Researchers from the University of Nottingham asked more than 150 parents of children between the ages of 20 months and six-and-a-half to complete a questionnaire about their children’s weaning style and food preferences.
Ninety-two of the children had been allowed to feed themselves with finger foods and 63 had been spoon-fed pureed foods throughout the weaning process.
The findings indicated that children who fed themselves (baby-led weaning) liked carbohydrates more than children who had been spoon-fed. Carbohydrates proved to be the favourite food of the baby-led weaning group, whereas children who were spoon-fed preferred sweet foods.
This was despite the fact that children in the spoon-fed group were offered carbohydrates, fruits and vegetables, proteins and whole meats-such as lasagne, more often than the babies who fed themselves.

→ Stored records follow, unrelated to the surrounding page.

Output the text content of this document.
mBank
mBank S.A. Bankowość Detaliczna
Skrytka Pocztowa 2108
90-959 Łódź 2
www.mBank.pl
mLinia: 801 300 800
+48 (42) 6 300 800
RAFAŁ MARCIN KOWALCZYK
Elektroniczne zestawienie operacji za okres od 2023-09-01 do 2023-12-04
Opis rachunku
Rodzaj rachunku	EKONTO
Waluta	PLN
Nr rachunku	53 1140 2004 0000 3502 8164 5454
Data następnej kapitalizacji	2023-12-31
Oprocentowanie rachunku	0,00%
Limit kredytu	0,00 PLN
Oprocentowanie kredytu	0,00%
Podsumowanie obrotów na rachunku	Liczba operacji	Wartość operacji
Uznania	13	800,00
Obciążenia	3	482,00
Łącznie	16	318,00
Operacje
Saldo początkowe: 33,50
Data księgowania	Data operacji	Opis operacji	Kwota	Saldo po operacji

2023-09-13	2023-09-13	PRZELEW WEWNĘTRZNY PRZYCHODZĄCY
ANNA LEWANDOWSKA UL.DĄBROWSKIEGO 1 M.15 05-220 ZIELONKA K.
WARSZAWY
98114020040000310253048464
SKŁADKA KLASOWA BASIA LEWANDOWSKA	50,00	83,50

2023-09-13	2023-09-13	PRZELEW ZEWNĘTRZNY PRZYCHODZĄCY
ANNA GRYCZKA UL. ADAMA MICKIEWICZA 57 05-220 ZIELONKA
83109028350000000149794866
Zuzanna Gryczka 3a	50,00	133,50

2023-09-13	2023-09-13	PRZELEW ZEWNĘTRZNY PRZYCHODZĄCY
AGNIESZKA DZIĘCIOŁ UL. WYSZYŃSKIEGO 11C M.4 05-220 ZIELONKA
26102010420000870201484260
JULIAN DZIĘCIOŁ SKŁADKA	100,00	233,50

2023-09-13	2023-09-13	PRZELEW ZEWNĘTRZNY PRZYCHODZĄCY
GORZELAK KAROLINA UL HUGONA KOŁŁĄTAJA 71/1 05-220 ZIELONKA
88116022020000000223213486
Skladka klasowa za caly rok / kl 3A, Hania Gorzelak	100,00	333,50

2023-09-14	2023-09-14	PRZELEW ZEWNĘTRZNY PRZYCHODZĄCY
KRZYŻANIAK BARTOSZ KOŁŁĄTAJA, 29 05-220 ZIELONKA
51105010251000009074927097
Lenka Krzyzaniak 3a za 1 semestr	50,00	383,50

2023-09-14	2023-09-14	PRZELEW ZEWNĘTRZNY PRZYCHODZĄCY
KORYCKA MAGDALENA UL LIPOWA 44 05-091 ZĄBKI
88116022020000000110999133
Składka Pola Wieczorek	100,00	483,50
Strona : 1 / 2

One reason the authors give for the differences in findings is that carbohydrates, when presented whole like a piece of toast, may enhance a child’s awareness of textures, which they say are lost when food is pureed. They also suggest that the preference for carbohydrates among those weaned on solids could simply be that they are easier to chew than other solid foods such as meat.
They conclude that the findings of the study suggest that baby-led weaning could help ward off obesity in later childhood.
The study, Baby knows best? The impact of weaning style on food preferences and body mass index in early childhood in a case-controlled study, is published in the BMJ Open, an open access journal.